ほら顔拭いてって差し出されたハンカチで急にこぼれた涙を拭いて。

「……ごめ、ごめん、心配、かけて、ごめんね、杏果ぁ……」

「ん、……もういいよ、だからもう絶対しないで」

10センチ程も低い位置にある肩口に顔を埋めたら、ポンポン、って優しく背中を叩いてくれた。
こんなときだけ、ずるい。

「ほら、顔上げて……傘は下げて」

「え?」

傘を持っていた方の手を、上からぎゅっと握られて。

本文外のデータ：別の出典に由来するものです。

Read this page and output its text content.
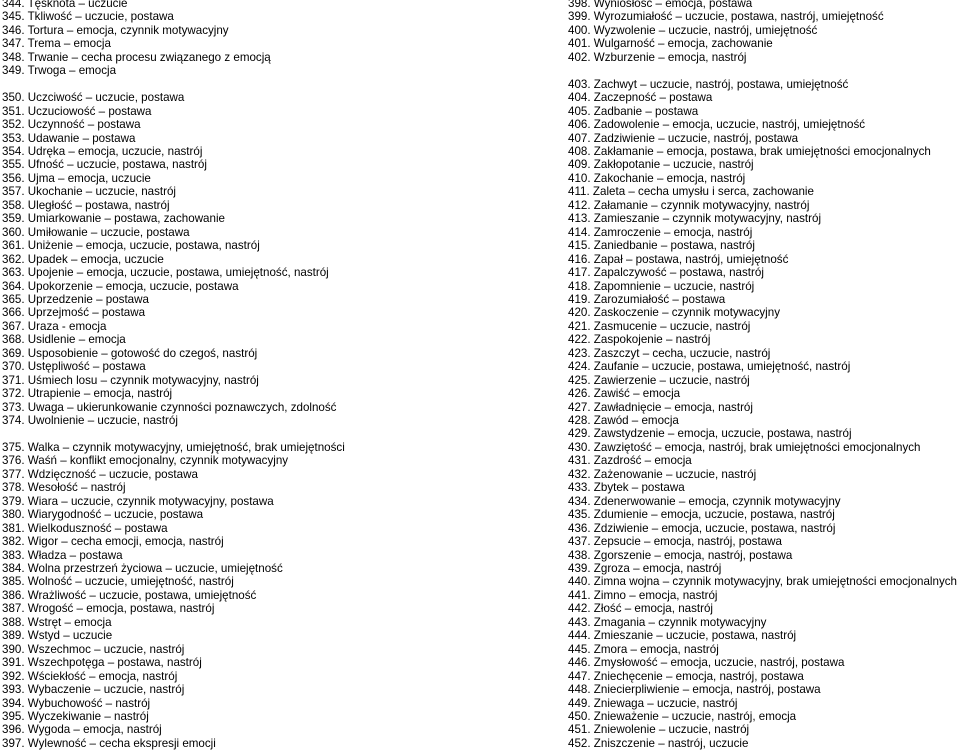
344. Tęsknota – uczucie
345. Tkliwość – uczucie, postawa
346. Tortura – emocja, czynnik motywacyjny
347. Trema – emocja
348. Trwanie – cecha procesu związanego z emocją
349. Trwoga – emocja
350. Uczciwość – uczucie, postawa
351. Uczuciowość – postawa
352. Uczynność – postawa
353. Udawanie – postawa
354. Udręka – emocja, uczucie, nastrój
355. Ufność – uczucie, postawa, nastrój
356. Ujma – emocja, uczucie
357. Ukochanie – uczucie, nastrój
358. Uległość – postawa, nastrój
359. Umiarkowanie – postawa, zachowanie
360. Umiłowanie – uczucie, postawa
361. Uniżenie – emocja, uczucie, postawa, nastrój
362. Upadek – emocja, uczucie
363. Upojenie – emocja, uczucie, postawa, umiejętność, nastrój
364. Upokorzenie – emocja, uczucie, postawa
365. Uprzedzenie – postawa
366. Uprzejmość – postawa
367. Uraza - emocja
368. Usidlenie – emocja
369. Usposobienie – gotowość do czegoś, nastrój
370. Ustępliwość – postawa
371. Uśmiech losu – czynnik motywacyjny, nastrój
372. Utrapienie – emocja, nastrój
373. Uwaga – ukierunkowanie czynności poznawczych, zdolność
374. Uwolnienie – uczucie, nastrój
375. Walka – czynnik motywacyjny, umiejętność, brak umiejętności
376. Waśń – konflikt emocjonalny, czynnik motywacyjny
377. Wdzięczność – uczucie, postawa
378. Wesołość – nastrój
379. Wiara – uczucie, czynnik motywacyjny, postawa
380. Wiarygodność – uczucie, postawa
381. Wielkoduszność – postawa
382. Wigor – cecha emocji, emocja, nastrój
383. Władza – postawa
384. Wolna przestrzeń życiowa – uczucie, umiejętność
385. Wolność – uczucie, umiejętność, nastrój
386. Wrażliwość – uczucie, postawa, umiejętność
387. Wrogość – emocja, postawa, nastrój
388. Wstręt – emocja
389. Wstyd – uczucie
390. Wszechmoc – uczucie, nastrój
391. Wszechpotęga – postawa, nastrój
392. Wściekłość – emocja, nastrój
393. Wybaczenie – uczucie, nastrój
394. Wybuchowość – nastrój
395. Wyczekiwanie – nastrój
396. Wygoda – emocja, nastrój
397. Wylewność – cecha ekspresji emocji
398. Wyniosłość – emocja, postawa
399. Wyrozumiałość – uczucie, postawa, nastrój, umiejętność
400. Wyzwolenie – uczucie, nastrój, umiejętność
401. Wulgarność – emocja, zachowanie
402. Wzburzenie – emocja, nastrój
403. Zachwyt – uczucie, nastrój, postawa, umiejętność
404. Zaczepność – postawa
405. Zadbanie – postawa
406. Zadowolenie – emocja, uczucie, nastrój, umiejętność
407. Zadziwienie – uczucie, nastrój, postawa
408. Zakłamanie – emocja, postawa, brak umiejętności emocjonalnych
409. Zakłopotanie – uczucie, nastrój
410. Zakochanie – emocja, nastrój
411. Zaleta – cecha umysłu i serca, zachowanie
412. Załamanie – czynnik motywacyjny, nastrój
413. Zamieszanie – czynnik motywacyjny, nastrój
414. Zamroczenie – emocja, nastrój
415. Zaniedbanie – postawa, nastrój
416. Zapał – postawa, nastrój, umiejętność
417. Zapalczywość – postawa, nastrój
418. Zapomnienie – uczucie, nastrój
419. Zarozumiałość – postawa
420. Zaskoczenie – czynnik motywacyjny
421. Zasmucenie – uczucie, nastrój
422. Zaspokojenie – nastrój
423. Zaszczyt – cecha, uczucie, nastrój
424. Zaufanie – uczucie, postawa, umiejętność, nastrój
425. Zawierzenie – uczucie, nastrój
426. Zawiść – emocja
427. Zawładnięcie – emocja, nastrój
428. Zawód – emocja
429. Zawstydzenie – emocja, uczucie, postawa, nastrój
430. Zawziętość – emocja, nastrój, brak umiejętności emocjonalnych
431. Zazdrość – emocja
432. Zażenowanie – uczucie, nastrój
433. Zbytek – postawa
434. Zdenerwowanie – emocja, czynnik motywacyjny
435. Zdumienie – emocja, uczucie, postawa, nastrój
436. Zdziwienie – emocja, uczucie, postawa, nastrój
437. Zepsucie – emocja, nastrój, postawa
438. Zgorszenie – emocja, nastrój, postawa
439. Zgroza – emocja, nastrój
440. Zimna wojna – czynnik motywacyjny, brak umiejętności emocjonalnych
441. Zimno – emocja, nastrój
442. Złość – emocja, nastrój
443. Zmagania – czynnik motywacyjny
444. Zmieszanie – uczucie, postawa, nastrój
445. Zmora – emocja, nastrój
446. Zmysłowość – emocja, uczucie, nastrój, postawa
447. Zniechęcenie – emocja, nastrój, postawa
448. Zniecierpliwienie – emocja, nastrój, postawa
449. Zniewaga – uczucie, nastrój
450. Znieważenie – uczucie, nastrój, emocja
451. Zniewolenie – uczucie, nastrój
452. Zniszczenie – nastrój, uczucie
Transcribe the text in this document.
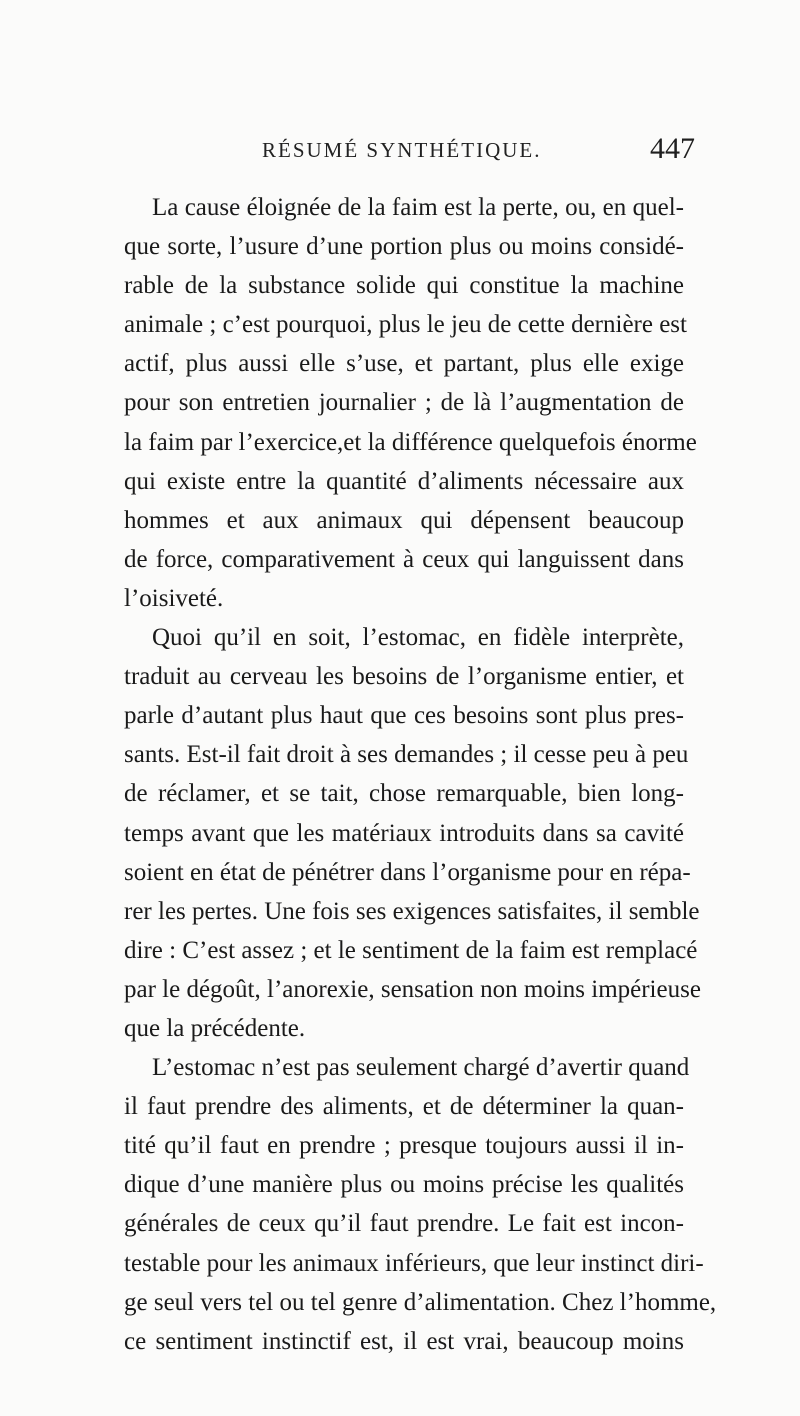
RÉSUMÉ SYNTHÉTIQUE.	447
La cause éloignée de la faim est la perte, ou, en quel-
que sorte, l’usure d’une portion plus ou moins considé-
rable de la substance solide qui constitue la machine
animale ; c’est pourquoi, plus le jeu de cette dernière est
actif, plus aussi elle s’use, et partant, plus elle exige
pour son entretien journalier ; de là l’augmentation de
la faim par l’exercice,et la différence quelquefois énorme
qui existe entre la quantité d’aliments nécessaire aux
hommes et aux animaux qui dépensent beaucoup
de force, comparativement à ceux qui languissent dans
l’oisiveté.
Quoi qu’il en soit, l’estomac, en fidèle interprète,
traduit au cerveau les besoins de l’organisme entier, et
parle d’autant plus haut que ces besoins sont plus pres-
sants. Est-il fait droit à ses demandes ; il cesse peu à peu
de réclamer, et se tait, chose remarquable, bien long-
temps avant que les matériaux introduits dans sa cavité
soient en état de pénétrer dans l’organisme pour en répa-
rer les pertes. Une fois ses exigences satisfaites, il semble
dire : C’est assez ; et le sentiment de la faim est remplacé
par le dégoût, l’anorexie, sensation non moins impérieuse
que la précédente.
L’estomac n’est pas seulement chargé d’avertir quand
il faut prendre des aliments, et de déterminer la quan-
tité qu’il faut en prendre ; presque toujours aussi il in-
dique d’une manière plus ou moins précise les qualités
générales de ceux qu’il faut prendre. Le fait est incon-
testable pour les animaux inférieurs, que leur instinct diri-
ge seul vers tel ou tel genre d’alimentation. Chez l’homme,
ce sentiment instinctif est, il est vrai, beaucoup moins
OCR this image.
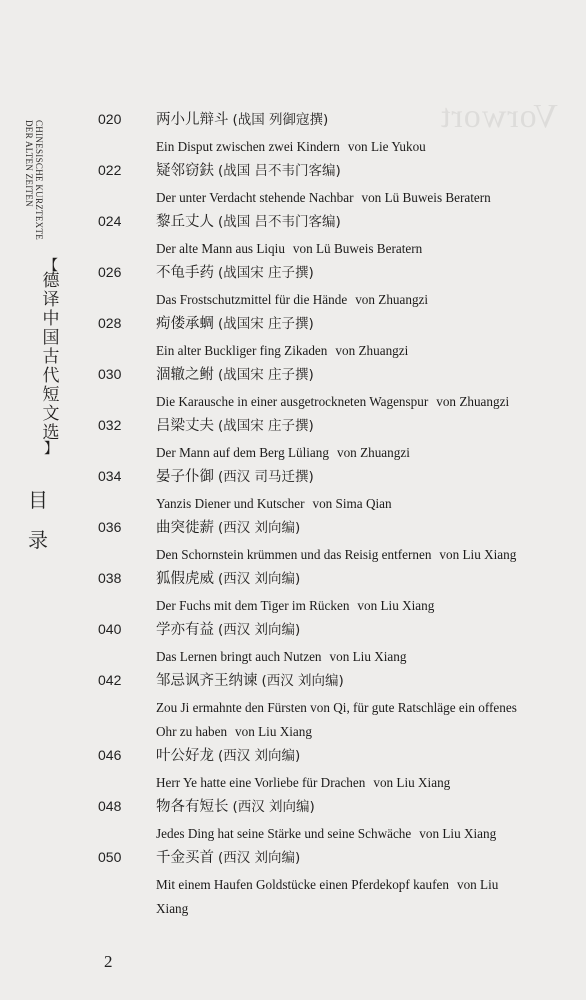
Vorwort
CHINESISCHE KURZTEXTE
DER ALTEN ZEITEN
【
德译中国古代短文选
】
目 录
020	两小儿辩斗 (战国 列御寇撰)
Ein Disput zwischen zwei Kindern von Lie Yukou
022	疑邻窃鈇 (战国 吕不韦门客编)
Der unter Verdacht stehende Nachbar von Lü Buweis Beratern
024	黎丘丈人 (战国 吕不韦门客编)
Der alte Mann aus Liqiu von Lü Buweis Beratern
026	不龟手药 (战国宋 庄子撰)
Das Frostschutzmittel für die Hände von Zhuangzi
028	痀偻承蜩 (战国宋 庄子撰)
Ein alter Buckliger fing Zikaden von Zhuangzi
030	涸辙之鲋 (战国宋 庄子撰)
Die Karausche in einer ausgetrockneten Wagenspur von Zhuangzi
032	吕梁丈夫 (战国宋 庄子撰)
Der Mann auf dem Berg Lüliang von Zhuangzi
034	晏子仆御 (西汉 司马迁撰)
Yanzis Diener und Kutscher von Sima Qian
036	曲突徙薪 (西汉 刘向编)
Den Schornstein krümmen und das Reisig entfernen von Liu Xiang
038	狐假虎威 (西汉 刘向编)
Der Fuchs mit dem Tiger im Rücken von Liu Xiang
040	学亦有益 (西汉 刘向编)
Das Lernen bringt auch Nutzen von Liu Xiang
042	邹忌讽齐王纳谏 (西汉 刘向编)
Zou Ji ermahnte den Fürsten von Qi, für gute Ratschläge ein offenes
Ohr zu haben von Liu Xiang
046	叶公好龙 (西汉 刘向编)
Herr Ye hatte eine Vorliebe für Drachen von Liu Xiang
048	物各有短长 (西汉 刘向编)
Jedes Ding hat seine Stärke und seine Schwäche von Liu Xiang
050	千金买首 (西汉 刘向编)
Mit einem Haufen Goldstücke einen Pferdekopf kaufen von Liu
Xiang
2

頭が当たりそうなほど低い傘の下。
そっと近づいてきた長いまつげ。唇に触るだけの、優しいキス。

「もう心配かけないでね。……約束だよ」

私のお姉ちゃんは口うるさい。
それに変に真面目で、意外に気分屋で、超ネガティブで、かわいい動物の赤ちゃんだって怖がって私の手を離せないくらい情けない。

……でも、私のことが大好きで、私が泣いてるときはぎゅってして優しくキスもしてくれる、ステキな恋人。

大量の着信履歴は半分ママからで、おうちに帰ってすっごい叱られたとか?
傘の下でしたキスは、あの三人に見られてて、次の日高城愛の劇場で再現されて杏果が真っ赤になってキレたとか?
忘れた頃に杏果に照れながら渡されたプレゼントの中身が電池で充電できる携帯充電器だったとか?……それはまた、今度話すね?
ちゃっぽんしてこよーっと。おしまい。